When you made your sparkling Test debut against Australia on the 30th of November 2001, I happened to see the match live on television. I thought that your stroke play was dazzling. Since I am entirely bereft of the gift of prescience, I had no knowledge that in due course the dazzle would be overshadowed and trumped by damage and deceit. I vividly remember seeing yet another game, a One Day International this time, wherein you were caught with your pants down – literally. In a gallant attempt to prevent the ball from making contact with the ropes, you pulled in a slide which divested you of your trousers. Now that you find yourself with your pants down metaphorically and have been reduced to a shamed cricketer sputtering out venomous confessions, I want to clarify a few things with you. I neither profess myself to be an investigator nor is this an interrogation.
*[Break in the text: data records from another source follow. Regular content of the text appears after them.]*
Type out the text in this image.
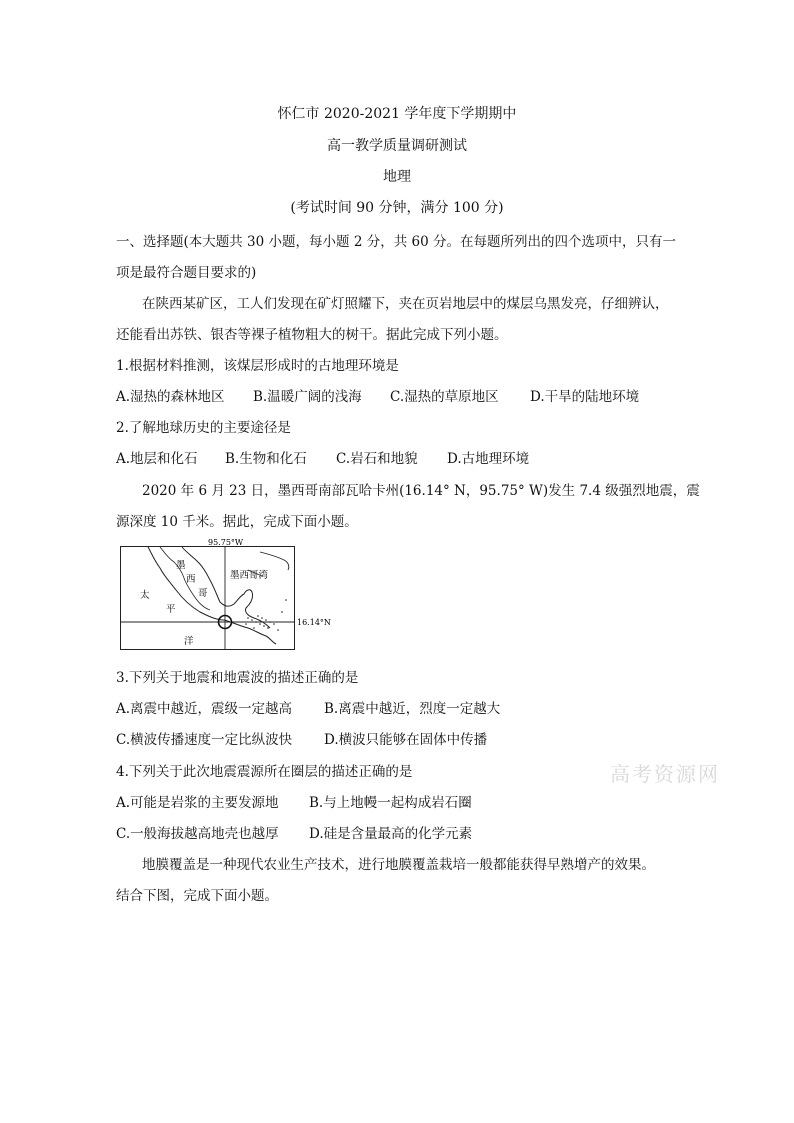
怀仁市 2020-2021 学年度下学期期中
高一教学质量调研测试
地理
(考试时间 90 分钟，满分 100 分)
一、选择题(本大题共 30 小题，每小题 2 分，共 60 分。在每题所列出的四个选项中，只有一
项是最符合题目要求的)
在陕西某矿区，工人们发现在矿灯照耀下，夹在页岩地层中的煤层乌黑发亮，仔细辨认，
还能看出苏铁、银杏等裸子植物粗大的树干。据此完成下列小题。
1.根据材料推测，该煤层形成时的古地理环境是
A.湿热的森林地区 B.温暖广阔的浅海 C.湿热的草原地区 D.干旱的陆地环境
2.了解地球历史的主要途径是
A.地层和化石 B.生物和化石 C.岩石和地貌 D.古地理环境
2020 年 6 月 23 日，墨西哥南部瓦哈卡州(16.14° N，95.75° W)发生 7.4 级强烈地震，震
源深度 10 千米。据此，完成下面小题。
95.75°W
16.14°N
墨
西
哥
墨西哥湾
太
平
洋
3.下列关于地震和地震波的描述正确的是
A.离震中越近，震级一定越高 B.离震中越近，烈度一定越大
C.横波传播速度一定比纵波快 D.横波只能够在固体中传播
4.下列关于此次地震震源所在圈层的描述正确的是
A.可能是岩浆的主要发源地 B.与上地幔一起构成岩石圈
C.一般海拔越高地壳也越厚 D.硅是含量最高的化学元素
地膜覆盖是一种现代农业生产技术，进行地膜覆盖栽培一般都能获得早熟增产的效果。
结合下图，完成下面小题。
高考资源网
I am just a shell shocked, let down and angered cricket fan, who is unable to come to grips with the muck, which selfish people such as you have succeeded in pulling the game deep into.
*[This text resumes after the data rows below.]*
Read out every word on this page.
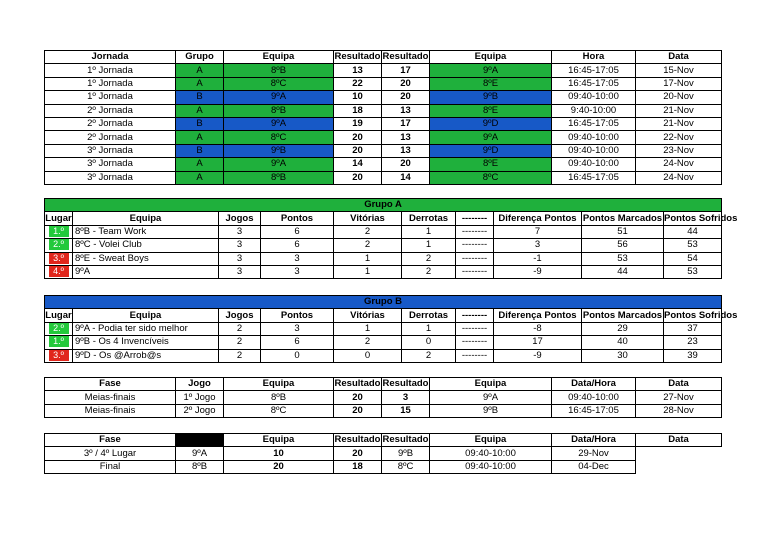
Jornada	Grupo	Equipa	Resultado	Resultado	Equipa	Hora	Data
1º Jornada	A	8ºB	13	17	9ºA	16:45-17:05	15-Nov
1º Jornada	A	8ºC	22	20	8ºE	16:45-17:05	17-Nov
1º Jornada	B	9ºA	10	20	9ºB	09:40-10:00	20-Nov
2º Jornada	A	8ºB	18	13	8ºE	9:40-10:00	21-Nov
2º Jornada	B	9ºA	19	17	9ºD	16:45-17:05	21-Nov
2º Jornada	A	8ºC	20	13	9ºA	09:40-10:00	22-Nov
3º Jornada	B	9ºB	20	13	9ºD	09:40-10:00	23-Nov
3º Jornada	A	9ºA	14	20	8ºE	09:40-10:00	24-Nov
3º Jornada	A	8ºB	20	14	8ºC	16:45-17:05	24-Nov
Grupo A									
Lugar	Equipa	Jogos	Pontos	Vitórias	Derrotas	--------	Diferença Pontos	Pontos Marcados	Pontos Sofridos
1.º	8ºB - Team Work	3	6	2	1	--------	7	51	44
2.º	8ºC - Volei Club	3	6	2	1	--------	3	56	53
3.º	8ºE - Sweat Boys	3	3	1	2	--------	-1	53	54
4.º	9ºA	3	3	1	2	--------	-9	44	53
Grupo B									
Lugar	Equipa	Jogos	Pontos	Vitórias	Derrotas	--------	Diferença Pontos	Pontos Marcados	Pontos Sofridos
2.º	9ºA - Podia ter sido melhor	2	3	1	1	--------	-8	29	37
1.º	9ºB - Os 4 Invencíveis	2	6	2	0	--------	17	40	23
3.º	9ºD - Os @Arrob@s	2	0	0	2	--------	-9	30	39
Fase	Jogo	Equipa	Resultado	Resultado	Equipa	Data/Hora	Data
Meias-finais	1º Jogo	8ºB	20	3	9ºA	09:40-10:00	27-Nov
Meias-finais	2º Jogo	8ºC	20	15	9ºB	16:45-17:05	28-Nov
Fase		Equipa	Resultado	Resultado	Equipa	Data/Hora	Data
3º / 4º Lugar	9ºA	10	20	9ºB	09:40-10:00	29-Nov	
Final	8ºB	20	18	8ºC	09:40-10:00	04-Dec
Your transformation from a prodigious talent to a pernicious influence merits complete and undivided attention. Was the lure of cash so overarching and powerful that even the pride of representing country and club came a distant second? Or was cricket all along just a feigned pretext and a matchless opportunity to accumulate briefcases of profligate sin? While I express surprise at your asinine confidence which never bothered considering probable consequences, I am also left to ponder about the role which was being essayed by your conscience (if you possessed one) throughout the course of your devious escapades. Was it as crooked and unrepentant as your pre-decided mows toward cow corner and exquisitely enacted episodes of shambolic dismissals? Did you revel in the realization that poor Sussex had given you a nice and bright uniform with the word “Shark” unwittingly emblazoned on it? For you were undoubtedly a vicious one with your sights firmly set on wealth and your bloody jaws hooking on to every possible opportunity to accumulate it.
A more sober and moderate namesake of yours Lou Reed once said “I am in this business for too long to be half hearted about anything.” From a gist of your now famous and grisly confessions, the notion of half heartedness never seems to have crossed your thoughts. You were certainly an accomplished player (not in the cricketing connotation) who was in the business for long. Did you find it to be a soul enriching business as well? You must have else why would you have continued on your merry way? I am not yet ready to completely believe that you pushed away a foresight which revealed you and your poor family being assailed by “cheat” taunts and “traitor” jeers. It might have taken a stupendous degree of foolish bravado for you to have relegated such thoughts to the confines of posterity.
What about all those young and aspiring children waving autograph books at you with a twinkle in their eyes? Did you have the temerity to look them in their eyes while acknowledging their requests? To quench my curiosity, what did you sign your name as? Have there been instances when racked by guilt riddled with a sense of culpability, and seeking a semblance of solace and repentance you have deliberately put down your name as Lou Vincheat, in an indecipherable scribble? Have there been times when you have wondered in Shakespearean manner: “Is this a dagger which I see before me?”
Today you stand before the Anti Corruption and Security Unit (“ACSU”), a shattered man, peeled of all pride, and with the proverbial begging bowl of mercy in his hands. Do you believe that by merely spilling the galling beans of many a sordid and despicable whodunit, you would be deserving of immunity from prosecution? Do you firmly feel that a verbal atonement detracts all your wrong doings and treachery? Your pandering to persons of disrepute and greed for money have not only eroded the confidence of your fellow team mates and colleagues in you, but has also had the most vicious and intolerable impact of bringing this glorious game down on its knees. You have betrayed the very game that made you. So long as people of your breed continue to exist, thieving bookies and unscrupulous deal makers would continue to abound and make hay. For deterring the sprouting of a multitude of more Lou Vincents’, a strong and remorseless form of punitive action by means of prosecution is an absolute necessity. And it is my sincere wish that your are prosecuted sooner rather than later.
Mr. Vincent, you have let down your family, friends and fans. You have exploited the wonderful game of cricket to satiate your ungodly pursuits. You have been a veritable Macbeth for whose good all causes have had to necessarily give way. You are undeserving of sympathy and pity and I do wish that you get none. The least bit of service which you can do as a matter of damage limitation is to come out clean and reveal each and every garish detail of the rot that has enveloped cricket. This will at least ensure that your mirror images are expeditiously taken care of by the concerned and relevant authorities.
Even though a simmering and raging part of me wishes for you and your unholy ilk to be damned to perdition, a more humane and logical side wishes for you to lead the rest of your life with honesty. While such an act might not necessarily have the bright effect of obliterating the pejoratives being heaped upon you, it might at least bestow upon your conscience a feeling of redemption!